Matt LaMarca: How early is too early to take Mike Gesicki in a TE premium rookie draft?
The former Penn State tight end was a first-round dark horse after blowing up the combine and catching 14 touchdown passes in his final two seasons. Even though he landed on the Miami Dolphins (potentially the worst team of 2018), Gesicki’s ridiculous athleticism and contested-catch ability have deservedly earned him early round fantasy consideration.
Matthew Freedman: In TE-premium leagues, he’s an easy Round 1 guy.
FantasyLabs editor in chief Matthew Freedman has ranked Gesicki — “an uber-athletic productive second-rounder with limited competition for targets in the middle of the field” — as his TE1 in his post-draft dynasty rookie rankings.
Stuckey: I’m interested to see how the Ravens tight end situation plays out. Hard to predict with both Hurst and Andrews potentially cannibalizing each other’s production.
Gesicki might be first in the hearts of some fantasy investors, but the Ravens made Hayden Hurst and Mark Andrews the first and fourth tight ends off the board, respectively. Baltimore is currently a very fantasy-relevant situation due to the departures of Mike Wallace, Jeremy Maclin, Ben Watson and Danny Woodhead, who combined for 282 targets last season.
Ian Hartitz: Seems like they want Andrews/Gesicki as glorified slot receivers. Hurst might wind up playing the most snaps.
It wouldn’t be hard to confuse Andrews and Gesicki for wide receivers at Oklahoma and Penn State, respectively, as both were major liabilities as run blockers and regularly lined up in the slot or outside. This limitation in their games could theoretically lead to fewer snaps over the course of the season compared to Hurst, who was widely considered the draft’s most-complete tight end.

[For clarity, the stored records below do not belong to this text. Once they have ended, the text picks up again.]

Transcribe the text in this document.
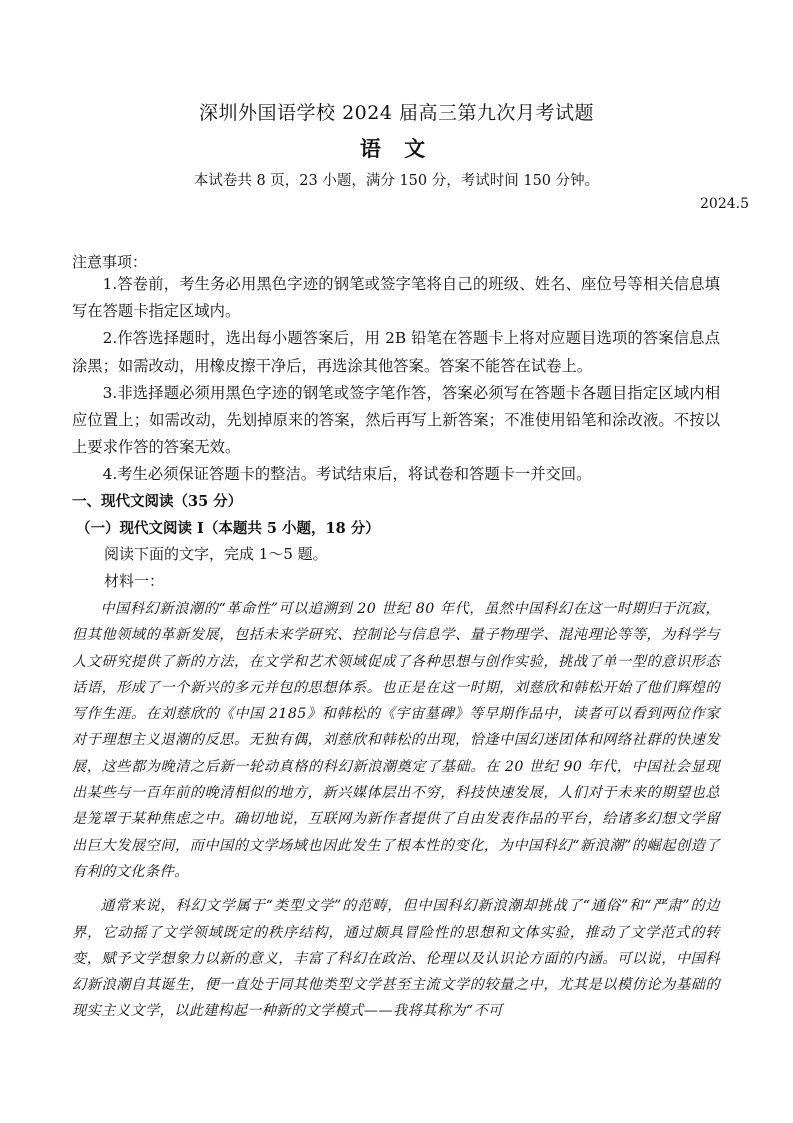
深圳外国语学校 2024 届高三第九次月考试题
语 文
本试卷共 8 页，23 小题，满分 150 分，考试时间 150 分钟。
2024.5
注意事项：

1.答卷前，考生务必用黑色字迹的钢笔或签字笔将自己的班级、姓名、座位号等相关信息填写在答题卡指定区域内。

2.作答选择题时，选出每小题答案后，用 2B 铅笔在答题卡上将对应题目选项的答案信息点涂黑；如需改动，用橡皮擦干净后，再选涂其他答案。答案不能答在试卷上。

3.非选择题必须用黑色字迹的钢笔或签字笔作答，答案必须写在答题卡各题目指定区域内相应位置上；如需改动，先划掉原来的答案，然后再写上新答案；不准使用铅笔和涂改液。不按以上要求作答的答案无效。

4.考生必须保证答题卡的整洁。考试结束后，将试卷和答题卡一并交回。

一、现代文阅读（35 分）
（一）现代文阅读 I（本题共 5 小题，18 分）
阅读下面的文字，完成 1～5 题。
材料一：

中国科幻新浪潮的“革命性”可以追溯到 20 世纪 80 年代，虽然中国科幻在这一时期归于沉寂，但其他领域的革新发展，包括未来学研究、控制论与信息学、量子物理学、混沌理论等等，为科学与人文研究提供了新的方法，在文学和艺术领域促成了各种思想与创作实验，挑战了单一型的意识形态话语，形成了一个新兴的多元并包的思想体系。也正是在这一时期，刘慈欣和韩松开始了他们辉煌的写作生涯。在刘慈欣的《中国 2185》和韩松的《宇宙墓碑》等早期作品中，读者可以看到两位作家对于理想主义退潮的反思。无独有偶，刘慈欣和韩松的出现，恰逢中国幻迷团体和网络社群的快速发展，这些都为晚清之后新一轮动真格的科幻新浪潮奠定了基础。在 20 世纪 90 年代，中国社会显现出某些与一百年前的晚清相似的地方，新兴媒体层出不穷，科技快速发展，人们对于未来的期望也总是笼罩于某种焦虑之中。确切地说，互联网为新作者提供了自由发表作品的平台，给诸多幻想文学留出巨大发展空间，而中国的文学场域也因此发生了根本性的变化，为中国科幻“新浪潮”的崛起创造了有利的文化条件。

通常来说，科幻文学属于“类型文学”的范畴，但中国科幻新浪潮却挑战了“通俗”和“严肃”的边界，它动摇了文学领域既定的秩序结构，通过颇具冒险性的思想和文体实验，推动了文学范式的转变，赋予文学想象力以新的意义，丰富了科幻在政治、伦理以及认识论方面的内涵。可以说，中国科幻新浪潮自其诞生，便一直处于同其他类型文学甚至主流文学的较量之中，尤其是以模仿论为基础的现实主义文学，以此建构起一种新的文学模式——我将其称为“不可
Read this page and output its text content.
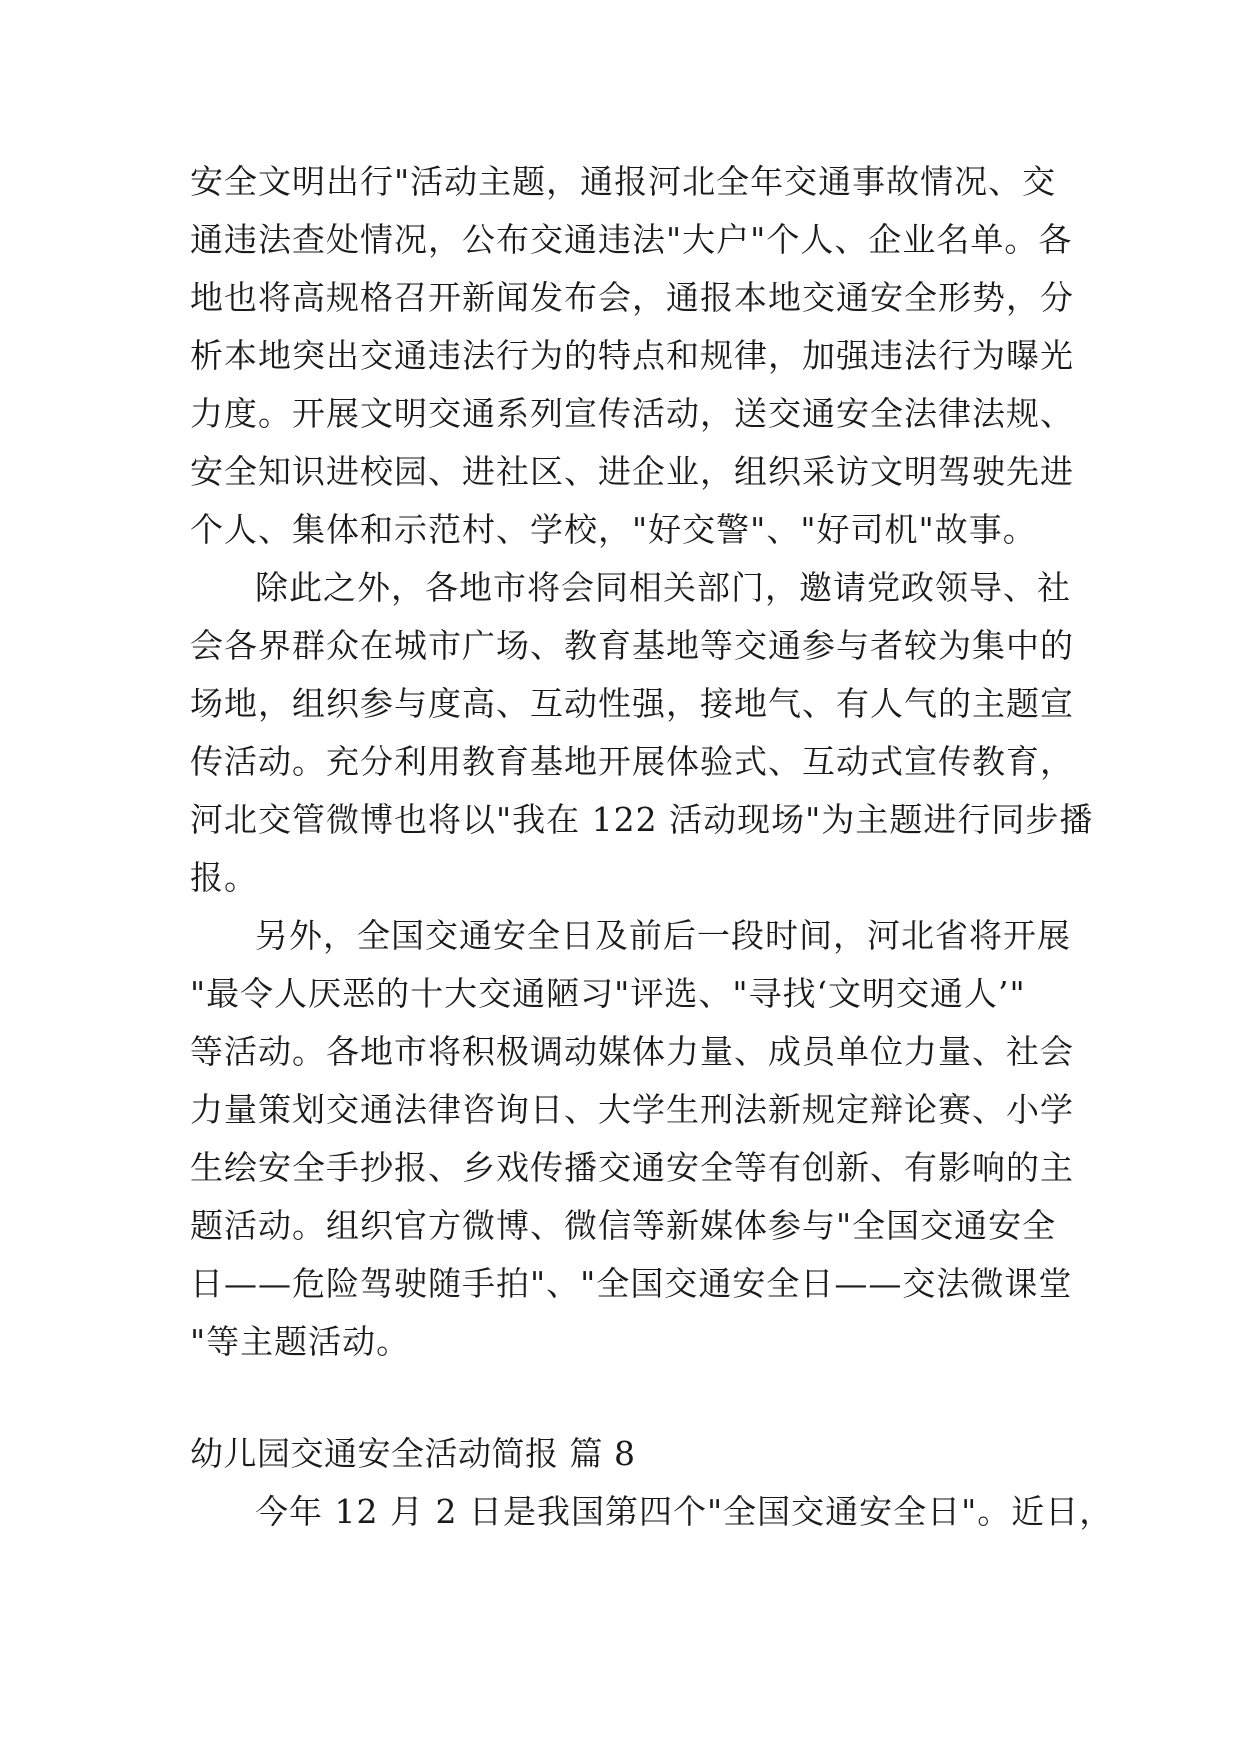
安全文明出行"活动主题，通报河北全年交通事故情况、交
通违法查处情况，公布交通违法"大户"个人、企业名单。各
地也将高规格召开新闻发布会，通报本地交通安全形势，分
析本地突出交通违法行为的特点和规律，加强违法行为曝光
力度。开展文明交通系列宣传活动，送交通安全法律法规、
安全知识进校园、进社区、进企业，组织采访文明驾驶先进
个人、集体和示范村、学校，"好交警"、"好司机"故事。
除此之外，各地市将会同相关部门，邀请党政领导、社
会各界群众在城市广场、教育基地等交通参与者较为集中的
场地，组织参与度高、互动性强，接地气、有人气的主题宣
传活动。充分利用教育基地开展体验式、互动式宣传教育，
河北交管微博也将以"我在 122 活动现场"为主题进行同步播
报。
另外，全国交通安全日及前后一段时间，河北省将开展
"最令人厌恶的十大交通陋习"评选、"寻找‘文明交通人’"
等活动。各地市将积极调动媒体力量、成员单位力量、社会
力量策划交通法律咨询日、大学生刑法新规定辩论赛、小学
生绘安全手抄报、乡戏传播交通安全等有创新、有影响的主
题活动。组织官方微博、微信等新媒体参与"全国交通安全
日——危险驾驶随手拍"、"全国交通安全日——交法微课堂
"等主题活动。
幼儿园交通安全活动简报 篇 8
今年 12 月 2 日是我国第四个"全国交通安全日"。近日，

Stuckey: I’m especially curious about red-zone looks. Both could be super productive in the red zone.
Joe Flacco has ranked among the league’s top-12 quarterbacks in red-zone pass attempts during each of his four fully healthy seasons since 2013. Elite-ness aside, it’s generally a good idea to target skill position players with fantasy friendly quarterbacks.